Contrary to common belief, Fair Isaacs Corporation does not maintain a database of everyone’s FICO score. Instead, the score is generated by one of the national credit bureaus from which the lender has requested the report. Fair Isaac provides the credit bureaus with software that is used to calculate the score. The software contains an algorithm, a mathematical formula derived from random samples of consumers’ credit information.
In order to obtain your FICO score, you need to pay a fee, currently $19.95. Check out myfico. By law, you can obtain a free copy of your credit report once a year by visiting annualcreditreport or you can request the report by phone or mail:
Toll-free number: 877-322-8228 Mailing address: Annual Credit Report Request Service, P.O. Box 105281, Atlanta, GA 30348-5281 Requests by phone or mail will be processed within 15 days of receipt.
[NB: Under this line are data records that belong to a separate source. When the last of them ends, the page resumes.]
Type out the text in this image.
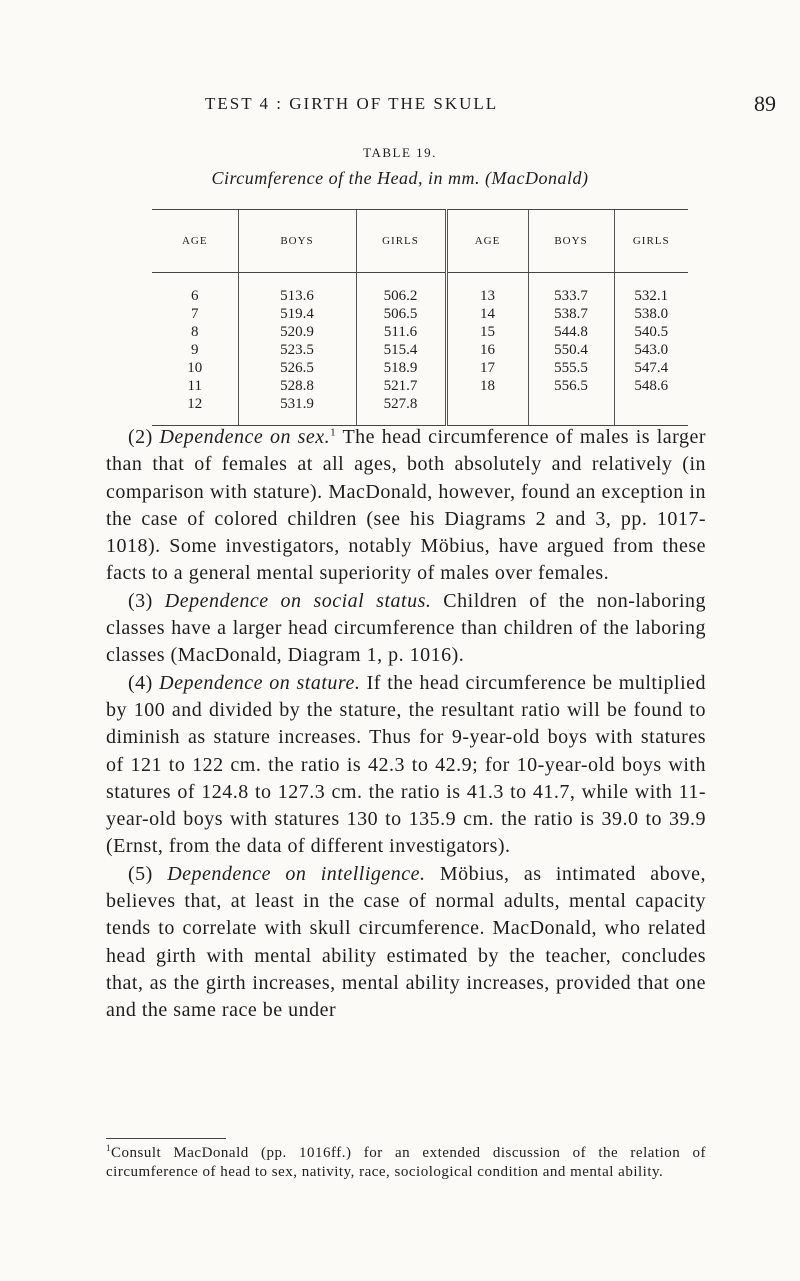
TEST 4 : GIRTH OF THE SKULL	89
TABLE 19.
Circumference of the Head, in mm. (MacDonald)
AGE	BOYS	GIRLS	AGE	BOYS	GIRLS
6	513.6	506.2	13	533.7	532.1
7	519.4	506.5	14	538.7	538.0
8	520.9	511.6	15	544.8	540.5
9	523.5	515.4	16	550.4	543.0
10	526.5	518.9	17	555.5	547.4
11	528.8	521.7	18	556.5	548.6
12	531.9	527.8			

(2) Dependence on sex.$^1$ The head circumference of males is larger than that of females at all ages, both absolutely and relatively (in comparison with stature). MacDonald, however, found an exception in the case of colored children (see his Diagrams 2 and 3, pp. 1017-1018). Some investigators, notably Möbius, have argued from these facts to a general mental superiority of males over females.

(3) Dependence on social status. Children of the non-laboring classes have a larger head circumference than children of the laboring classes (MacDonald, Diagram 1, p. 1016).

(4) Dependence on stature. If the head circumference be multiplied by 100 and divided by the stature, the resultant ratio will be found to diminish as stature increases. Thus for 9-year-old boys with statures of 121 to 122 cm. the ratio is 42.3 to 42.9; for 10-year-old boys with statures of 124.8 to 127.3 cm. the ratio is 41.3 to 41.7, while with 11-year-old boys with statures 130 to 135.9 cm. the ratio is 39.0 to 39.9 (Ernst, from the data of different investigators).

(5) Dependence on intelligence. Möbius, as intimated above, believes that, at least in the case of normal adults, mental capacity tends to correlate with skull circumference. MacDonald, who related head girth with mental ability estimated by the teacher, concludes that, as the girth increases, mental ability increases, provided that one and the same race be under

$^1$Consult MacDonald (pp. 1016ff.) for an extended discussion of the relation of circumference of head to sex, nativity, race, sociological condition and mental ability.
[A note of warning: If you order your report and you see company inquiries listed on there that you do not recognize who’ve requested a copy of your report, you might be the victim of identity theft. The only way for someone to request your report is with your authorization. If you have not signed a consent/release form authorizing the release of your report to any company listed on there, you need to start digging to find out what is going on. You’ll either want to put a fraud alert or freeze on your report. You only need to notify one of the three credit bureaus, Equifax, TransUnion, or Experian and they will notify the other two bureaus. Because of identity theft, it is very important for you to monitor your credit.
Also, make sure you shred, with a cross-shredder, all your credit card offers and any correspondence that contains your personal identifying information. Crooks engage in “dumpster diving” to obtain your information. Never sign the back of your credit cards or ATM cards. Instead put “Photo ID Required” in the signature block. In this way, if your wallet or purse gets stolen, no one can copy your signature. Make copies of the front and back of any credit cards and ATM cards that you carry. If they get stolen, you know exactly what cards were stolen and you have the telephone numbers to call and the card numbers, so you can cancel them. Remember to report them as soon as possible. You are liable for up $50 on credit cards and up to $500 on ATM cards.]
Having an excellent FICO score does not mean that you are doing well financially. It means that you are managing your debt very well. Your goal is not to build an excellent credit score. Your goal is to build wealth for the use in God’s kingdom. However, don’t go out and wreck your credit score just because.
When you have an excellent FICO score and credit rating, you are more likely to get lower interest rates on homes and other loans. Also, if you are going to rent an apartment or home, your FICO score and credit report are checked. Having a low FICO score might prevent you from being able to rent the apartment or house you want. Additionally, many employers check your FICO score and credit report before they hire you. They are more likely to hire someone with a higher FICO score and good credit. Always remember that if you save money and can pay cash for a home or a car, then a FICO score does not matter, but it does matter for employers.